L’articolo 4.12 cita: “Per violazione di dati personali si intende una violazione della sicurezza che porta alla distruzione, alla perdita, all’alterazione accidentale o illegale, alla divulgazione non autorizzata o all’accesso a dati personali trasmessi, memorizzati o altrimenti trattati”.
In questo caso i dati dei clienti sono stati senza ombra di dubbio oggetto di un accesso illegale e in seguito persi o distrutti dopo essere stati crittografati da WannaCry.
E l’articolo 5.1 precisa: “I dati personali devono essere: elaborati in modo da garantire la sicurezza dei dati personali, inclusa la protezione contro l’elaborazione non autorizzata o illegale e contro perdite, distruzioni o danni accidentali, utilizzando adeguate misure tecniche o organizzative (integrità e confidenzialità)”.
E ancora, l’articolo 32 afferma che l’addetto al controllo dei dati o chi segue il processo dovrebbe tenere in considerazione “lo stato dell’arte” per “implementare misure tecniche e organizzative appropriate per assicurare un livello di sicurezza appropriato al rischio”. E aggiunge: “Nel valutare l’adeguato livello di sicurezza si tenga conto in particolare dei rischi che vengono presentati dall’elaborazione, in particolare dalla distruzione accidentale o illegale, dalla perdita, dalla modifica, dalla divulgazione non autorizzata o dall’accesso ai dati personali trasmessi, conservati o altrimenti trattati”.
Sappiamo che le aziende sono state colpite da WannaCry fallendo nel non patchare una vulnerabilità Windows SMB (CVE-2017-0144). Questo ha permesso agli attaccanti di liberare un file ransomware nei sistemi infettati e crittografare i file con 176 diverse estensioni, inclusi quelli utilizzati da Microsoft Office, database, file archivio, file multimediali e diversi linguaggi di programmazione. Ovviamente, tra questi file c’erano anche quelli dei clienti che devono essere regolati dal GDPR.

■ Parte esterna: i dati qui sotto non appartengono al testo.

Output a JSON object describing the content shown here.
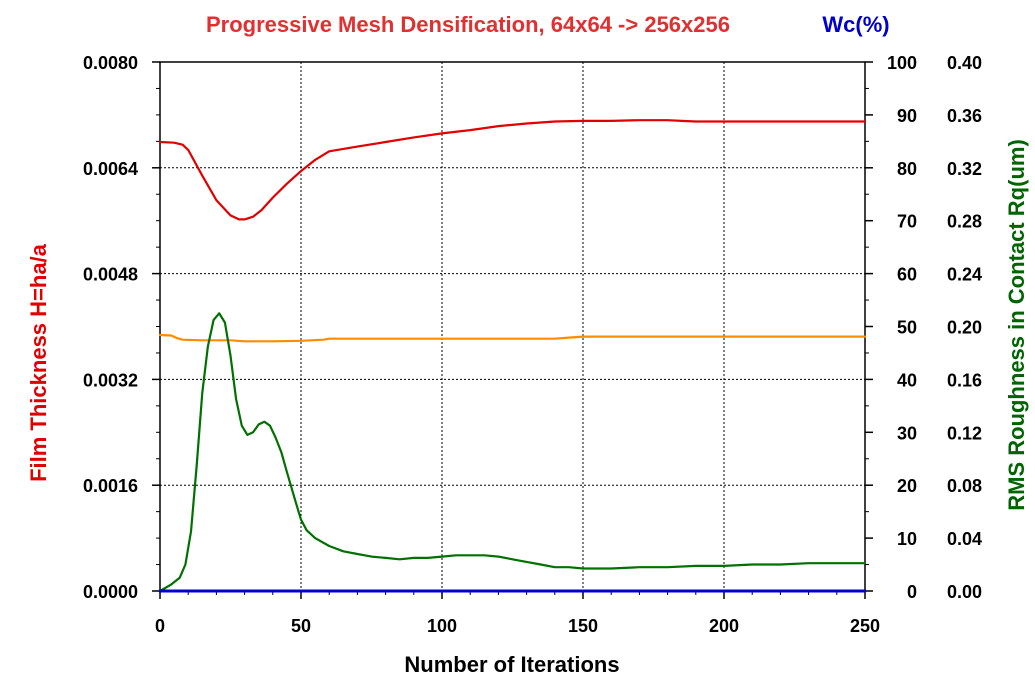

Cosa significa tutto questo con il nuovo regolamento? Innanzitutto che ogni azienda che gestisce dati di clienti che sono stati colpiti da WannaCry potrebbe essere colpevole di aver permesso “il trattamento non autorizzato o illegale” di questi dati. Tecnicamente è stata subita anche una violazione di dati personali, nonostante nessun dato sia stato rubato, in virtù del fatto che questi dati sono stati persi o distrutti nell’attacco ransomware. Ancora più grave, nel momento in cui una patch ufficiale di Microsoft era a disposizione settimane prima dell’attacco, le organizzazioni colpite hanno fallito nel prendere adeguate misure di sicurezza. Inoltre, le tecnologie di virtual patching esistono appunto per proteggere i sistemi non patchati o non supportati.
Se l’attacco di WannaCry fosse avvenuto un anno dopo, le aziende sarebbero responsabili anche di non essere compliance con i principi del GDPR. Le multe in questo caso potrebbero raggiungere il 4% del fatturato annuo o i 20 milioni di euro.